Certains dirigeants sont exaspérés par leur personnel. Pourtant, la qualité des relations sociales est un élément clé.
Être employeur dans une PME aujourd’hui n’est pas une partie de plaisir. Alors que les charges salariales augmentent sans cesse, le patron doit faire face à des défis de plus en plus importants. Il peut se trouver démuni face à ses responsabilités sociales. Paradoxalement, le droit du travail, qui a pour but notamment de protéger les travailleurs, peut mettre à mal les relations humaines et fragiliser l’entreprise.
Dans une petite structure, tout élément venant perturber le fragile équilibre humain peut se transformer en véritable cauchemar. Or, le rapport au travail a changé : la jeune génération privilégie un meilleur équilibre de vie tout en recherchant un environnement professionnel stimulant et varié.

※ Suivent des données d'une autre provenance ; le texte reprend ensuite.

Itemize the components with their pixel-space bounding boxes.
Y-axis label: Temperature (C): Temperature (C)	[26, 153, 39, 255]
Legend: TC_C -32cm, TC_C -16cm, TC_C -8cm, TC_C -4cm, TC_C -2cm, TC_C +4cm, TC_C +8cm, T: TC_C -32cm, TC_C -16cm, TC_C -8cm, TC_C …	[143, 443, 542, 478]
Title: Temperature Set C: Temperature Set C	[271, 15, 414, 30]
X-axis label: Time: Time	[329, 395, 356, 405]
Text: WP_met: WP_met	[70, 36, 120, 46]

Lorsqu’un travailleur décide de faire un break, pour faire un tour du monde, par exemple, ou pour se consacrer à un projet familial, cela vient forcément impacter le reste de l’équipe, surtout lorsque celle-ci est réduite. En outre, un congé parental allant jusque douze mois peut être obtenu pour chaque enfant tant qu’il n’a pas atteint l’âge de douze ans (et même vingt et un ans s’il souffre d’une incapacité physique ou mentale).
Plus inquiétant, le niveau d’absentéisme pour cause de maladie atteint un niveau inédit dans notre pays. Près de 6,13 % des jours ouvrés ont été « perdus » pour cause d’absentéisme en 2021, un record. Si ce chiffre a sans doute été impacté par le Covid, il était déjà à un niveau inquiétant (supérieur à 5 %) en 2019 et 2020.

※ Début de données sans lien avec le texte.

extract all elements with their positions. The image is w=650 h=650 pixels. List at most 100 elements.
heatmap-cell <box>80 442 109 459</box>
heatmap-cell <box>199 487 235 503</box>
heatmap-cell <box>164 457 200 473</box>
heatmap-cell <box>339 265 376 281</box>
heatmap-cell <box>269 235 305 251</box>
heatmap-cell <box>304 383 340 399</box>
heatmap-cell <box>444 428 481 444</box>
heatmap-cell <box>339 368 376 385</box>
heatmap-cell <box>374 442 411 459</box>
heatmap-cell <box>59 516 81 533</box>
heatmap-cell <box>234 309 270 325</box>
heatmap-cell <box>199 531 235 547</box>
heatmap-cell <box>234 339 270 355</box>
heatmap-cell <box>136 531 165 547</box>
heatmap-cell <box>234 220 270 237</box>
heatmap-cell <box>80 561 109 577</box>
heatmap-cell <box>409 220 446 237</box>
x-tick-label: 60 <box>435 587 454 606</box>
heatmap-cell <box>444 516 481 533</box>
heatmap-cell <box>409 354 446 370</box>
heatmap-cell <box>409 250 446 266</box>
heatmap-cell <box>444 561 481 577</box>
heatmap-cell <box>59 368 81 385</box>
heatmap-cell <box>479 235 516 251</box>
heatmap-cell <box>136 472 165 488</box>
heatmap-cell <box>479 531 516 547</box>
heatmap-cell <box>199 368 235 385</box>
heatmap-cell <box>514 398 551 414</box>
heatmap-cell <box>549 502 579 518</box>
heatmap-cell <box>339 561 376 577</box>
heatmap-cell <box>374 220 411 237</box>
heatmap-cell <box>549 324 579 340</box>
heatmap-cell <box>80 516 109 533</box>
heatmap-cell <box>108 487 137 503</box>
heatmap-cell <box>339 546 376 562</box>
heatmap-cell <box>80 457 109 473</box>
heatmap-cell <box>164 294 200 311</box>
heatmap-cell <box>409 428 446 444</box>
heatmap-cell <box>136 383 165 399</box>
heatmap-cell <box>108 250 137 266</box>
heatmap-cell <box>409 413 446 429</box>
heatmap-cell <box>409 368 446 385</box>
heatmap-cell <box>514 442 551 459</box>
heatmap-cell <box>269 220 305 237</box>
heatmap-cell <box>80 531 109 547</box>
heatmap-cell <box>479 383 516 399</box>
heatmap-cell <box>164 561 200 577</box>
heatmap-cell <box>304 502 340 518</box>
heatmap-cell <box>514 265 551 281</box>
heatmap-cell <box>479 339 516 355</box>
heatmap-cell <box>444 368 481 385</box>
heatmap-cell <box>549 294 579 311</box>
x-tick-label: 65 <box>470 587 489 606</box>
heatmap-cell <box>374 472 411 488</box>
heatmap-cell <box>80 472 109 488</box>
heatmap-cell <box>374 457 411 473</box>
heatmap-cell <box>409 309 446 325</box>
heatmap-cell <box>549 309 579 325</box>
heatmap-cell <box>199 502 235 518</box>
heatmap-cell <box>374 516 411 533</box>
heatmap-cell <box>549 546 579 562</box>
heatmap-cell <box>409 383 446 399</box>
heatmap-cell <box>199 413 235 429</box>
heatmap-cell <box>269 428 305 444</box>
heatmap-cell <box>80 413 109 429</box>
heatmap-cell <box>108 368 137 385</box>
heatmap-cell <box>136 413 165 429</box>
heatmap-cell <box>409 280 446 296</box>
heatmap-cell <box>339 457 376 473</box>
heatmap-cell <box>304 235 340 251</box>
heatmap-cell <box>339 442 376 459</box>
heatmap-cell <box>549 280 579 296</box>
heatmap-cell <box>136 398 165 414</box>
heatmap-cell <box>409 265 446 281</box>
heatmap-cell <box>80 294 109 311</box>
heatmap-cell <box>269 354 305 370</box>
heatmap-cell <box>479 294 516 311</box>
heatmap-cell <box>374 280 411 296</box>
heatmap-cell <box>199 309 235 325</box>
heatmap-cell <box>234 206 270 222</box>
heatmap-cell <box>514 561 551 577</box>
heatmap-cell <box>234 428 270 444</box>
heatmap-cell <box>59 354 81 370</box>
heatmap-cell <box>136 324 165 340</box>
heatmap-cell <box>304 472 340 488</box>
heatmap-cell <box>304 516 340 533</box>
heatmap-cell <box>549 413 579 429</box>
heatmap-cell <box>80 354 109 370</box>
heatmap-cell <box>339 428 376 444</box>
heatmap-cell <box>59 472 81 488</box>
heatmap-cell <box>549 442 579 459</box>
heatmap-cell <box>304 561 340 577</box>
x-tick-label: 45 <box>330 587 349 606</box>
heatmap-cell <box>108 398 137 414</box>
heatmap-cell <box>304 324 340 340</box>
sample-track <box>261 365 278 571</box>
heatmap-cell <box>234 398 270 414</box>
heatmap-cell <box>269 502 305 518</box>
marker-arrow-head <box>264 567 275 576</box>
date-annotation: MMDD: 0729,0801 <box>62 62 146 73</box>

Lorsqu’il s’agit d’absences de courte durée, l’employeur est doublement pénalisé car il assume le salaire garanti (un mois pour les employés, sept jours pour les ouvriers). Les maladies de longue durée, souvent liées au stress (burn-out…) sont un autre fléau pouvant ébranler une petite structure car elles sont imprévisibles et donc impossibles à planifier.
Dans le contexte actuel de « guerre des talents » qui sévit dans de nombreux secteurs, le rapport de force s’est inversé. Il n’est pas rare de voir l’employé, encadré par son syndicat, maîtriser mieux les astuces du droit social que l’employeur qui n’a pas le temps d’approfondir le sujet.
On observe alors une relation sociale étonnante : le patron se plie en quatre pour séduire et choyer son personnel. La crainte de voir partir les bons éléments peut d’ailleurs le freiner à investir dans leur formation, puisqu’ils pourraient aisément monnayer leur expertise fraîchement acquise.
Il ne faut donc pas s’étonner que certains dirigeants de PME se découragent. Ne bénéficiant eux-mêmes que d’une protection sociale réduite, ils sont fatigués de devoir suppléer aux carences de leurs employés et vivent cette situation comme une injustice. Ce découragement peut évoluer en exaspération et conduire à une décision de céder la société. Triste constat !
La qualité du climat social, construit au fil du temps, prend toute son importance au moment de la cession. Lorsque les employés, tenus à l’écart des discussions pour cause de confidentialité, apprennent la nouvelle, ils sont souvent inquiets, trop inquiets même. Ils craignent pour leur avenir, tandis que le repreneur souhaite justement maintenir l’équipe en place.
Il conviendra donc de bien communiquer, au bon moment, avec clarté et conviction.
Il n’en reste pas moins que le personnel n’a rien demandé et subit donc le changement. Celui-ci n’aura d’autre choix que de s’adapter au nouveau style de management. Le repreneur devra alors faire preuve d’écoute, de patience et de psychologie. Il devra tenter de trouver l’un ou l’autre allié dans le personnel et progressivement gagner leur confiance afin de fédérer l’équipe autour de son projet.